I have a base map of India scaling 1:4500,000 and I want it re size and fit at the paper size 19.5*25 cm with keeping scale 1:5400,000
my problem is how much % I reduce the map to fit at above paper layout...........?
I am using software Adobe Illustrator..................

----------


## pamoa

well it seems you didn't get the meaning of a scale
a 1:5,000 scale mean 1 cm on paper is 50 m in real life
so if you resize the paper you will change the scale by definition

if you have a map of 1 m by 1 m at 1:5,000
and you resize it at 50 cm by 50 cm
you will have a map at 1:10,000

----------


## Redrobes

...unless you clip out a rectangle from the original map losing some edges and some of the outer parts of the map and then you could keep some of the map at the same scale. But you cant adjust then length of a road on one map and print it such that the road length is different on a new sheet of paper and have the map the same scale.

A scale of 1:5,400,000 and you have a road on the map 1 inch long then it will be 5,400,000 inches long in real life - or 85.2 miles to be precise.
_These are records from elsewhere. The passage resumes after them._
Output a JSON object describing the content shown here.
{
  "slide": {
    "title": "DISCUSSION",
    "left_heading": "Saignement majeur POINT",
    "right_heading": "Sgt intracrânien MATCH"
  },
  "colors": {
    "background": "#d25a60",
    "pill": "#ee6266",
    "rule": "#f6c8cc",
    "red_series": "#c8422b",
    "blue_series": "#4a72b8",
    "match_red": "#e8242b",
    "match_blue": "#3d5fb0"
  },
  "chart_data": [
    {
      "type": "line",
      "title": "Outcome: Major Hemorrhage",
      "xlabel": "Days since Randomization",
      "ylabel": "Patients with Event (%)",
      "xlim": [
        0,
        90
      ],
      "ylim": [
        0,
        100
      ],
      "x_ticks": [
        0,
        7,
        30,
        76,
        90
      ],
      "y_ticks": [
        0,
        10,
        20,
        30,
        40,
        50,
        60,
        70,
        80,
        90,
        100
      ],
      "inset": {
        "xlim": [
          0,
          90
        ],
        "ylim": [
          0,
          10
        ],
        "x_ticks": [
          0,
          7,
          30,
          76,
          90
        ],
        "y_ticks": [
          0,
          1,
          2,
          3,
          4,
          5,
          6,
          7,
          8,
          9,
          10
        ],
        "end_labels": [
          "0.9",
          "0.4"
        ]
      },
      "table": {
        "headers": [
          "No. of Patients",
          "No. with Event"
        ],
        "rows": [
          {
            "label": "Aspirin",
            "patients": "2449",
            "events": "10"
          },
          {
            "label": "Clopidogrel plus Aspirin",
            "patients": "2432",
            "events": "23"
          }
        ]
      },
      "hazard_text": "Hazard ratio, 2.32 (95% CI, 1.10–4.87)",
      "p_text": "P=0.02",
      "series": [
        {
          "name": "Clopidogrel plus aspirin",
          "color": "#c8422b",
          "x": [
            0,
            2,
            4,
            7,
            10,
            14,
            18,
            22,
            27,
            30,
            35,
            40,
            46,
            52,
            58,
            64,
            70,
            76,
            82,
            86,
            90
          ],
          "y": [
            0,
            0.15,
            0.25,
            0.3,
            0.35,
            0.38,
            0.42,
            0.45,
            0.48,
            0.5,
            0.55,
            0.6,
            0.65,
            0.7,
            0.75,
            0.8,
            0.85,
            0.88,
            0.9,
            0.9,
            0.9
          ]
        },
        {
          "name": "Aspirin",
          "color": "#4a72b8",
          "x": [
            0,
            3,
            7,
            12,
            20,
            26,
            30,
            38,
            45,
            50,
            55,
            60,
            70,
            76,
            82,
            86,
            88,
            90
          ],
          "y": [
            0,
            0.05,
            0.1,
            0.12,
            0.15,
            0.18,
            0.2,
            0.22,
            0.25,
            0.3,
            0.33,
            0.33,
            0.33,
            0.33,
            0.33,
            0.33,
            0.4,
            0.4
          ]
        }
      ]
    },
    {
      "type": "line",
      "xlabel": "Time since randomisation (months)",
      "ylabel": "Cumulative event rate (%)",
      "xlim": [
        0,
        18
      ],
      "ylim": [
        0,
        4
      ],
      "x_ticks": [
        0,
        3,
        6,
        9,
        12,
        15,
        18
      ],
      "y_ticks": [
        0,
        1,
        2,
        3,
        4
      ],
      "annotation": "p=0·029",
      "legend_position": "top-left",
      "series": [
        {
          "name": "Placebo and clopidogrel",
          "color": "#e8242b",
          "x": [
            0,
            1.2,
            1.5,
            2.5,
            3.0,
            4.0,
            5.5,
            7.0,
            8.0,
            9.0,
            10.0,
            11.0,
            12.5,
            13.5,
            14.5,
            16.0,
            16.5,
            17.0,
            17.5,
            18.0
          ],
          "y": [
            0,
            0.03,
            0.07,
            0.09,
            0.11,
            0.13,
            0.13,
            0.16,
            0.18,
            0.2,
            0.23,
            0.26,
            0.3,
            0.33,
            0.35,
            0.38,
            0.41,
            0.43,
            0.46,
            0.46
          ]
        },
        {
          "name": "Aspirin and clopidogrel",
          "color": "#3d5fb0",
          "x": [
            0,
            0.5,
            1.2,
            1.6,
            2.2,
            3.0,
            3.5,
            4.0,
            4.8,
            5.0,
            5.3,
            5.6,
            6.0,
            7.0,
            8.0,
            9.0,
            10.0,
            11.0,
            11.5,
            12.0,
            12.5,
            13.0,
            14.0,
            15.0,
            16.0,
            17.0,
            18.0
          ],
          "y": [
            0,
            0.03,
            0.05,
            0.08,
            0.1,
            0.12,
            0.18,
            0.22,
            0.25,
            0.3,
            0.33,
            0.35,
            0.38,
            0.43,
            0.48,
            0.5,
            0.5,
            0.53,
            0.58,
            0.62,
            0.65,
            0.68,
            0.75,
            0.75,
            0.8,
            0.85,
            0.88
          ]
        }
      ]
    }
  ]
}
The scale is the ratio between the print size to real world.

Its also worth noting for the record that maps of LARGE SCALE are maps that show a small local area and maps of SMALL SCALE are big country or world sized. The reason for this that the scale being a ratio means that 1:5000 is like saying 1/5000 and 1:5,400,000 is like saying 1/5400000 so that the large country map is a small fractional scale and the small regional map is large fraction scale.

See also:
http://en.wikipedia.org/wiki/Scale_%28map%29

----------


## imtiazahmad

> well it seems you didn't get the meaning of a scale
> a 1:5,000 scale mean 1 cm on paper is 50 m in real life
> so if you resize the paper you will change the scale by definition
> 
> if you have a map of 1 m by 1 m at 1:5,000
> and you resize it at 50 cm by 50 cm
> you will have a map at 1:10,000




Thanks 
I know the map scale theory but my confusion is that if a map is showing the scale 1:4,500,000 and user need to fit it at scale 1: 5,400,000 (means 1 cm= 54 km.)... 1 cm is on map and 54 km. is on actual ground....
Is there any mathematical formula to get desired scale map from one base map?

----------


## Urist

Simply divide what one cm equals on your original map by what one cm equals on your future map.
4,500,000/5,400,000 = 0.8653....
So on your new map .8653 cm would equal 4,500,000 cm of real space.
This number also works as a percentage for adjusting the scale.

----------